En particulier, l’habitude est prise de considérer le cerveau humain comme une espèce d’ordinateur perfectionné. En témoignent les deux programmes internationaux dont l’EPFL1 a obtenu la direction générale. Ils consistent, pour l’un, à connecter des centaines d’ordinateurs susceptibles de créer une espèce de cerveau géant ; pour l’autre, à simuler, toujours sur ordinateurs, les fonctions neuronales qu’on a découvertes et qu’on compte découvrir encore.

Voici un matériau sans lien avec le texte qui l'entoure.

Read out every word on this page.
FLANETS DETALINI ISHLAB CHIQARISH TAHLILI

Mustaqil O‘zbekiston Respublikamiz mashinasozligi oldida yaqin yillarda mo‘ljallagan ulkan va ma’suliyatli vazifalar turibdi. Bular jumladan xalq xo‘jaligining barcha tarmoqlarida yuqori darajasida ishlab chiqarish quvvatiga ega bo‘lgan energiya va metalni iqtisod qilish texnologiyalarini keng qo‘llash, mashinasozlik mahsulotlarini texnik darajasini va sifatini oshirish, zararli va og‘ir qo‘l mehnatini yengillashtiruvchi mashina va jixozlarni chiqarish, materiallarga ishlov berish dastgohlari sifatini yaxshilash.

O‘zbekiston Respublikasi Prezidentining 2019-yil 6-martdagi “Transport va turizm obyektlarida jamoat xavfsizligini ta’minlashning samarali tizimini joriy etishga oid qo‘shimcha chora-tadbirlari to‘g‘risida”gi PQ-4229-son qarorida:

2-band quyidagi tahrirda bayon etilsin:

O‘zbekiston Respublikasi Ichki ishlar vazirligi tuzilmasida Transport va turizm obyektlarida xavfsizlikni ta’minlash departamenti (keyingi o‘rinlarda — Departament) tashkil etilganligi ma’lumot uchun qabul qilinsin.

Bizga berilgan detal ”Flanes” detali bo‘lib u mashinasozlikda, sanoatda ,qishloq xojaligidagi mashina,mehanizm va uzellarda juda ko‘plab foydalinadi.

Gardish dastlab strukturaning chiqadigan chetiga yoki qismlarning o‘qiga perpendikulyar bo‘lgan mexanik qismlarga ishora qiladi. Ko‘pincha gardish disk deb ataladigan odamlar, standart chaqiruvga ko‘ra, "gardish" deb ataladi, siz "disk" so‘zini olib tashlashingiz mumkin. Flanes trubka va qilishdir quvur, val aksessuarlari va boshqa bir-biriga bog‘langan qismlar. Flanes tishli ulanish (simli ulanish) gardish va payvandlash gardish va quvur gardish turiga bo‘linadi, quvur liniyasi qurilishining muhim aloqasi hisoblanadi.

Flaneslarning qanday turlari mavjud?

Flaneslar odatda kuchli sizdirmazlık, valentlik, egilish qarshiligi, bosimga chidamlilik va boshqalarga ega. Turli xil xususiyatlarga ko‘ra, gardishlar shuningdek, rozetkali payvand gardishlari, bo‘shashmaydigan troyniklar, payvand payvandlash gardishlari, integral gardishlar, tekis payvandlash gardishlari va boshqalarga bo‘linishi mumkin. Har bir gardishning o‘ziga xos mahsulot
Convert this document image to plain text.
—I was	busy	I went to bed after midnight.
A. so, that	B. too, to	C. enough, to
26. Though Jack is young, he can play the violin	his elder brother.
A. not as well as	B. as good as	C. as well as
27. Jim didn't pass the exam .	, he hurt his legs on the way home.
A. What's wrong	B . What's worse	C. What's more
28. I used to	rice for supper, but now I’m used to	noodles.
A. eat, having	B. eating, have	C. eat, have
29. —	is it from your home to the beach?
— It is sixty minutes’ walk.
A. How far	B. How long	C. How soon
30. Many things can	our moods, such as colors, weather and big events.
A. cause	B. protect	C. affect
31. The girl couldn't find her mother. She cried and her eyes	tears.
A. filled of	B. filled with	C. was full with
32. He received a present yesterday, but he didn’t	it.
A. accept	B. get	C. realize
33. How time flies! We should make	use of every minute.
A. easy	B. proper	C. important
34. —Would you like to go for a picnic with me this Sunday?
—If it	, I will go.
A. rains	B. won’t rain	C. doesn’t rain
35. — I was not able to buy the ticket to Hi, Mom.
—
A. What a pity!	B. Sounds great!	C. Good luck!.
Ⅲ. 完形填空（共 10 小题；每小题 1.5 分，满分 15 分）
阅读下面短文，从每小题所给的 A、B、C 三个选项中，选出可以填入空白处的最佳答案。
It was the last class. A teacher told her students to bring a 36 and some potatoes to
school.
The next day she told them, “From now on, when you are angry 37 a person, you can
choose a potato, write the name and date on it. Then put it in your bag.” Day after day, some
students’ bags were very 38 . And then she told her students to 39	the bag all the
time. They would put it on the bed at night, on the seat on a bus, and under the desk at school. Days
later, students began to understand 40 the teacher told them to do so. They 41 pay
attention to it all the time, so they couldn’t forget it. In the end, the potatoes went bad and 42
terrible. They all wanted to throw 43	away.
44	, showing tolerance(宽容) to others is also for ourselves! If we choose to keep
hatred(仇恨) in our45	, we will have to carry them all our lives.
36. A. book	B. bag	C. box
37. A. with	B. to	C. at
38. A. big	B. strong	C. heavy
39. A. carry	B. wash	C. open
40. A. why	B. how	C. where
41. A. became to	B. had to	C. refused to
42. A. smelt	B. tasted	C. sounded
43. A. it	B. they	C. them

C’est évidemment enthousiasmant !

2. Qu’est-ce que l’homme… ?

Mais l’homme a-t-il été créé à l’image de Dieu, comme dit la Bible, ou à l’image d’un ordinateur ? Est-il un être libre, conscient, spirituel, responsable, ou peut-on le réduire à un mécanisme, certes complexe, subtil, mais finalement assimilable à une machine ? Comment devons-nous nous considérer nous-mêmes ? La réponse ne va pas de soi, si nous ne voulons pas répéter certaines conceptions de l’homme trop faciles qui nous viennent du passé. Ainsi, pendant des siècles, on a considéré l’homme comme un composé duel de corps et d’âme (ou d’esprit ou de conscience). On sait que le philosophe Descartes appelait le corps, la substance étendue, – c’est-à-dire quelque chose de matériel qui occupait de l’espace, et il nommait l’esprit substance pensante, soit quelque chose d’immatériel. Pour lui, le corps était assimilable à une machine, tandis que l’esprit, ou la conscience, était d’ordre spirituel, capable de penser Dieu. Ce partage radical entre le corps, sensitif, et l’âme, pensante, où il est évident que le mental domine et commande le physique, correspond encore à l’intime conviction que nous en avons, la plupart d’entre nous.

3. L’intrication

Pourtant les neurosciences, qui sont en plein développement, avec leurs recherches sur le cerveau, avec ses ramifications neuronales qui parcourent notre corps, viennent détruire la simplicité de notre tableau. Permettez-moi de vous rappeler quelques exemples classiques d’observations et d’expériences dérangeantes, qui semblent montrer que la vie mentale dépend fortement, au contraire, de la nature physique. Il y a d’abord eu les observations déjà anciennes de l’altération des comportements de personnes qui avaient des lésions ou des tumeurs au cerveau : tout d’un coup, un homme doux et tranquille était devenu violent et irascible ; un autre, qui menait une vie tout à fait morale, était devenu, suite à une tumeur, un obsédé sexuel. Et voilà qu’une fois opéré, son comportement redevient parfaitement normal. On a établi une carte relativement détaillée des régions du cerveau que l’on peut stimuler pour obtenir, dans une relation de cause à effet, des sensations, des images mentales, des gestes, des désirs. Chez certains sujets, on obtient même des sensations de délocalisations ou de dédoublement de soi. Toutes expériences qui montrent que la séparation radicale que Descartes avait voulu établir entre le corps et la conscience (son schéma dualiste) était erronée, puisqu’au contraire leur interaction est étroite.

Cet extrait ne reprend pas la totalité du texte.